Mwanamvekha says Kwacha on free fall: K900 for US$1 on black market


Democratic Progressive Party (DPP) spokesperson on finance Joseph Mwanamvekha says the government’s estimation of a stable exchange rate is a mere wish as the black market Kwacha to United States Dollar rate is already at K900.

He was speaking in Parliament on Monday when he presented the DPP’S response to the K2.2 trillion national budget.

Mwanamvekha who is a former Minister of Finance said the assumption which has been unrealistically estimated in this Budget is the stability in the exchange rate.

He said the Malawi Kwacha bureau rate against a dollar has increased from K765 in June to K810 in September 2020, and the black market rate has increased from K750 to K 900 in September 2020.
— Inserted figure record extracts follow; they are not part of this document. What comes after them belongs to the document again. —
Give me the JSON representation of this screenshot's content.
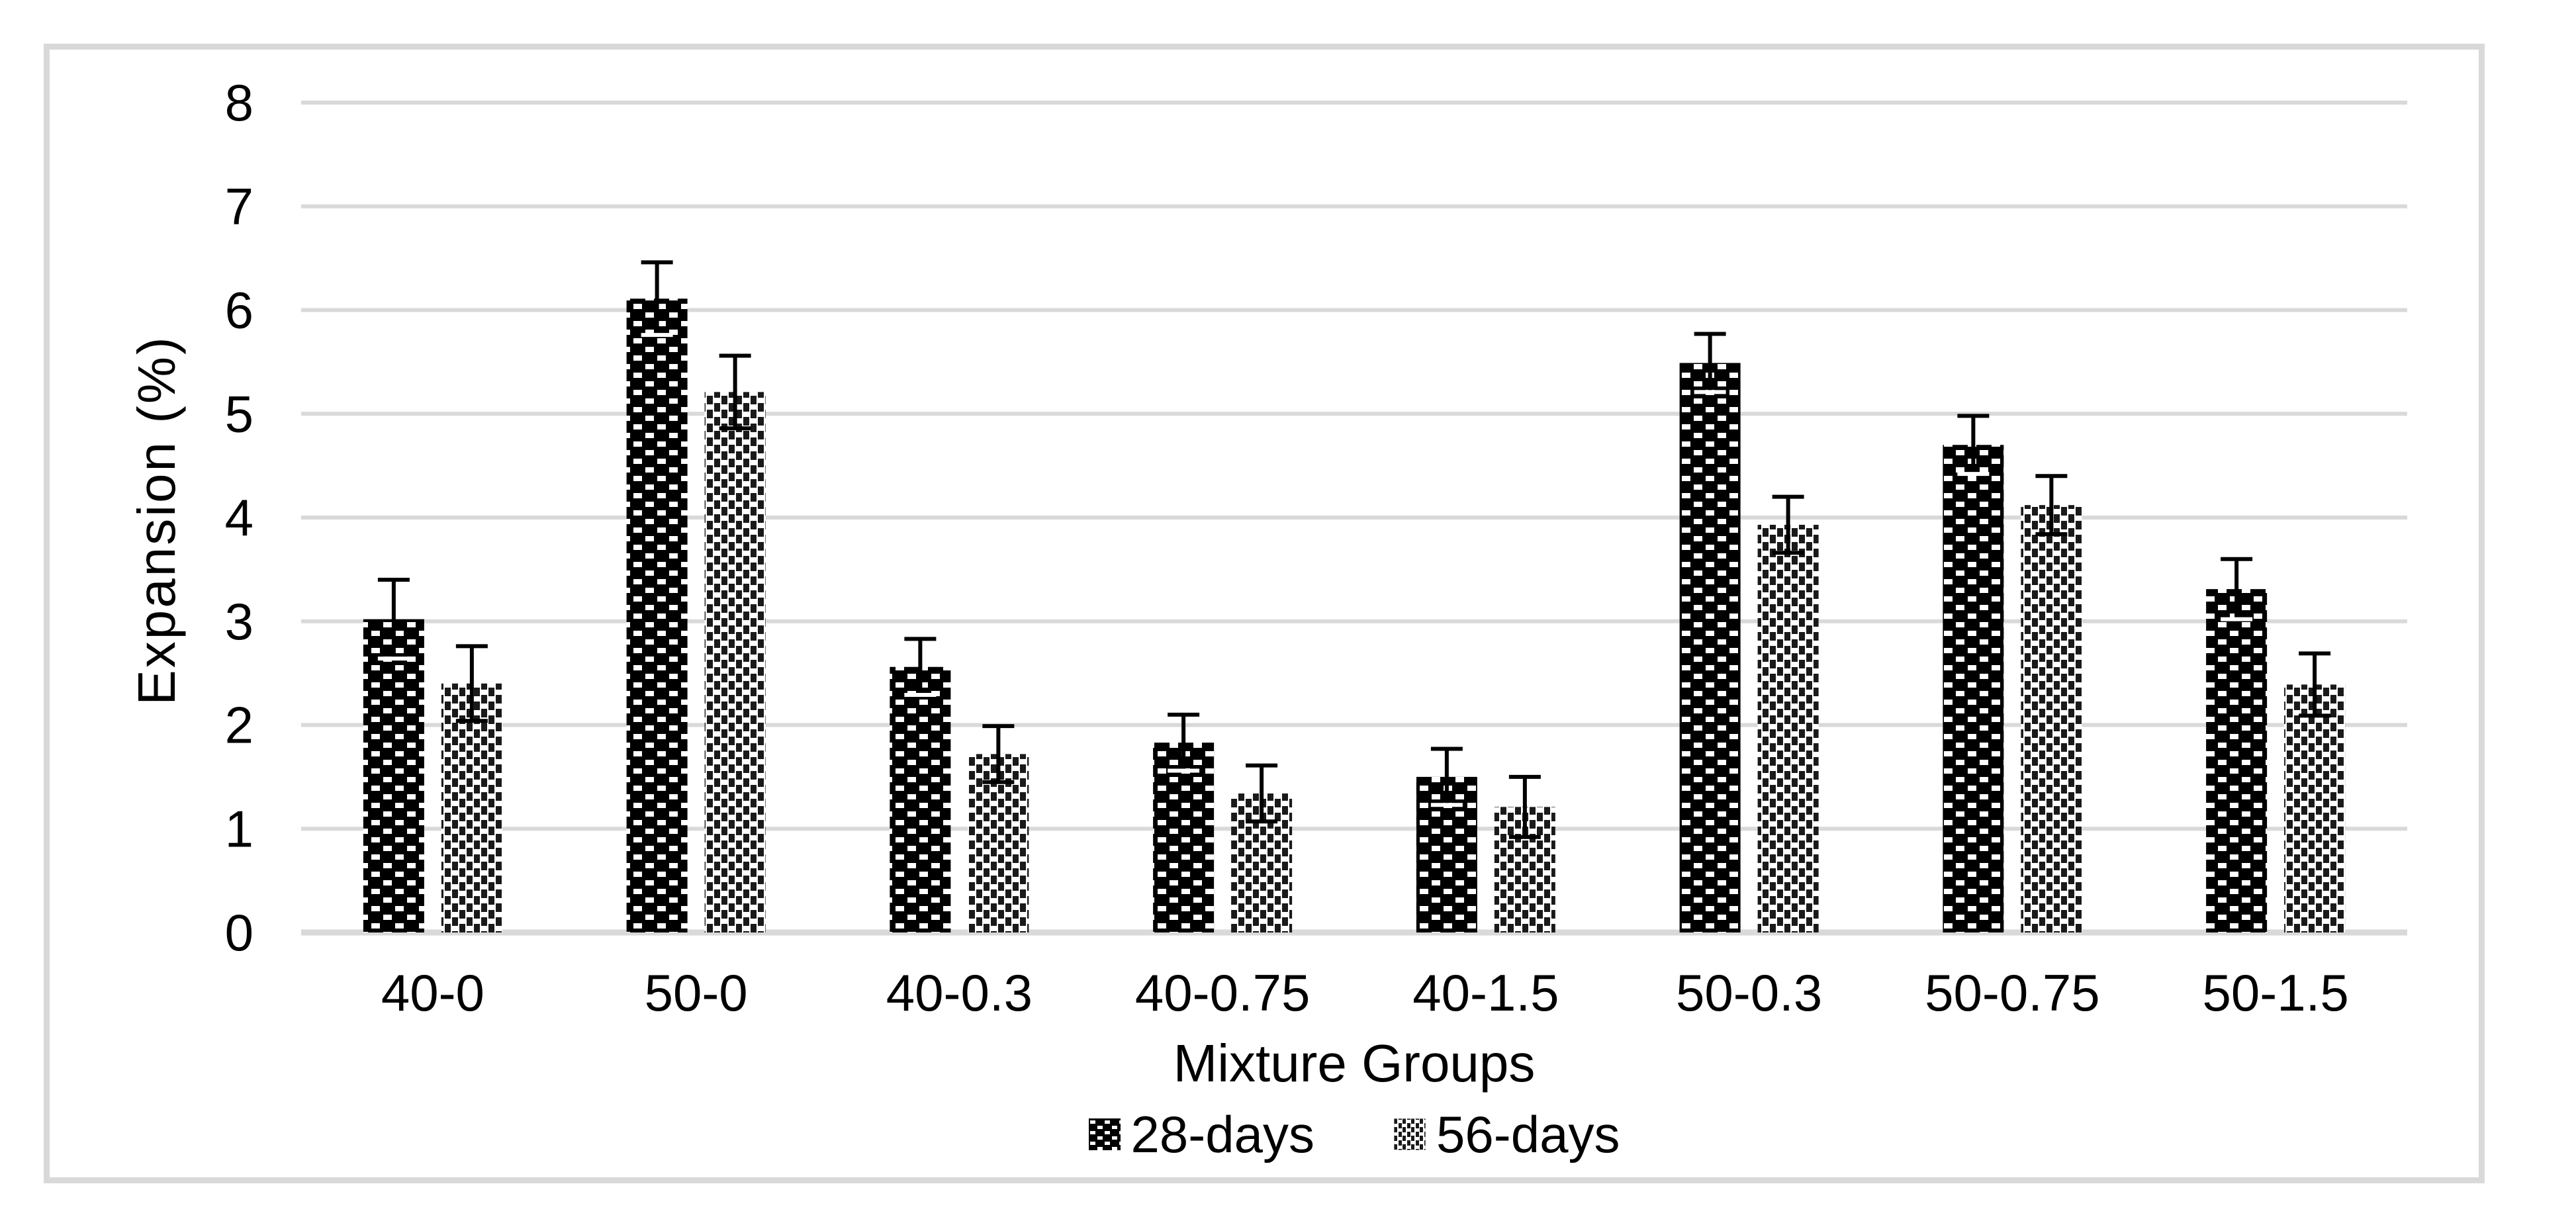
{
  "chart_data": {
    "type": "bar",
    "title": "",
    "xlabel": "Mixture Groups",
    "ylabel": "Expansion (%)",
    "categories": [
      "40-0",
      "50-0",
      "40-0.3",
      "40-0.75",
      "40-1.5",
      "50-0.3",
      "50-0.75",
      "50-1.5"
    ],
    "series": [
      {
        "name": "28-days",
        "pattern": "black-with-white-dots",
        "values": [
          3.02,
          6.11,
          2.56,
          1.83,
          1.5,
          5.49,
          4.7,
          3.31
        ],
        "errors": [
          0.38,
          0.35,
          0.27,
          0.27,
          0.27,
          0.28,
          0.28,
          0.29
        ]
      },
      {
        "name": "56-days",
        "pattern": "white-with-black-dashes",
        "values": [
          2.4,
          5.21,
          1.72,
          1.34,
          1.21,
          3.93,
          4.12,
          2.39
        ],
        "errors": [
          0.36,
          0.35,
          0.27,
          0.27,
          0.29,
          0.27,
          0.28,
          0.3
        ]
      }
    ],
    "ylim": [
      0,
      8
    ],
    "ytick_step": 1,
    "yticks": [
      "0",
      "1",
      "2",
      "3",
      "4",
      "5",
      "6",
      "7",
      "8"
    ],
    "grid": "horizontal-gridlines",
    "legend_position": "bottom",
    "error_bars": "both-directions-with-caps"
  },
  "colors": {
    "bar_dark": "#000000",
    "bar_light_bg": "#ffffff",
    "gridline": "#d9d9d9",
    "frame_border": "#d9d9d9",
    "text": "#000000"
  }
}
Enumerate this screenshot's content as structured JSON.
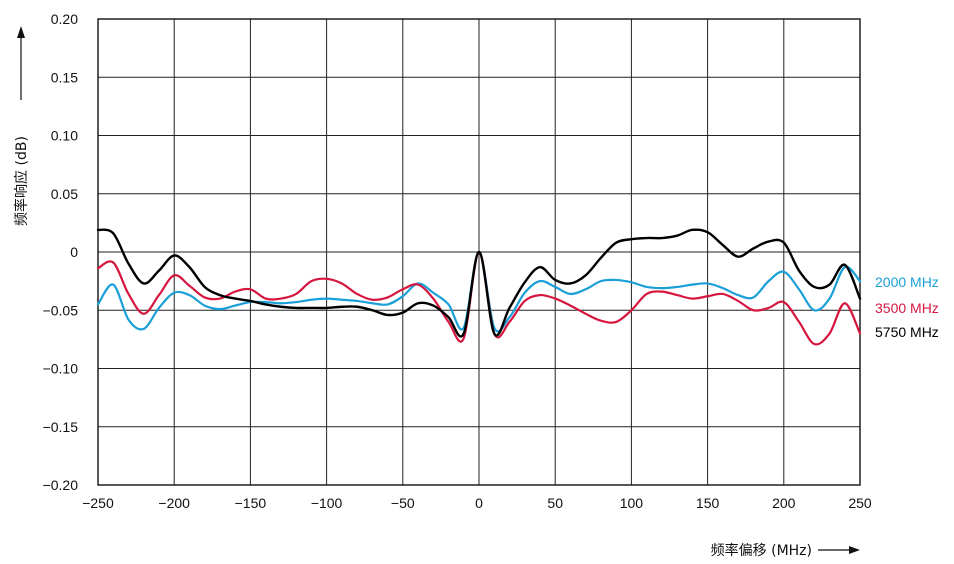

“Already, the kwacha is on a free fall as we speak and businesses are struggling to access foreign exchange to import necessary raw materials for their businesses and some of them have scaled down their operations as a result of this challenge.

“We all know that at a mere US$173 million for tobacco exports this year, export proceeds for all our commodities have slumped while imports have remained elevated, partly due to the inelastic nature of demand for strategic imports such as, petroleum products, fertilizers and medicines: as well as importation of essential imports for responding to Covid-19 such as testing kits which have worsened the country’s trade balance,” said Mwanamvekha.

He added that with the challenge of Covid- 19, not many donors will come forward to rescue Malawi with significant amounts of aid just as less revenues will come through diaspora remittances, foreign direct investment and tourism revenues.

According the former minister, the consequences for all these is that Malawi will likely end with a huge negative balance of payments this year which will exert enormous pressure on the kwacha.

“Other countries such as South Africa, Angola and others have already experienced significant movements in their exchange rate, hence, our estimation of a stable exchange rate is but a mere wish,” said Mwanamvekha.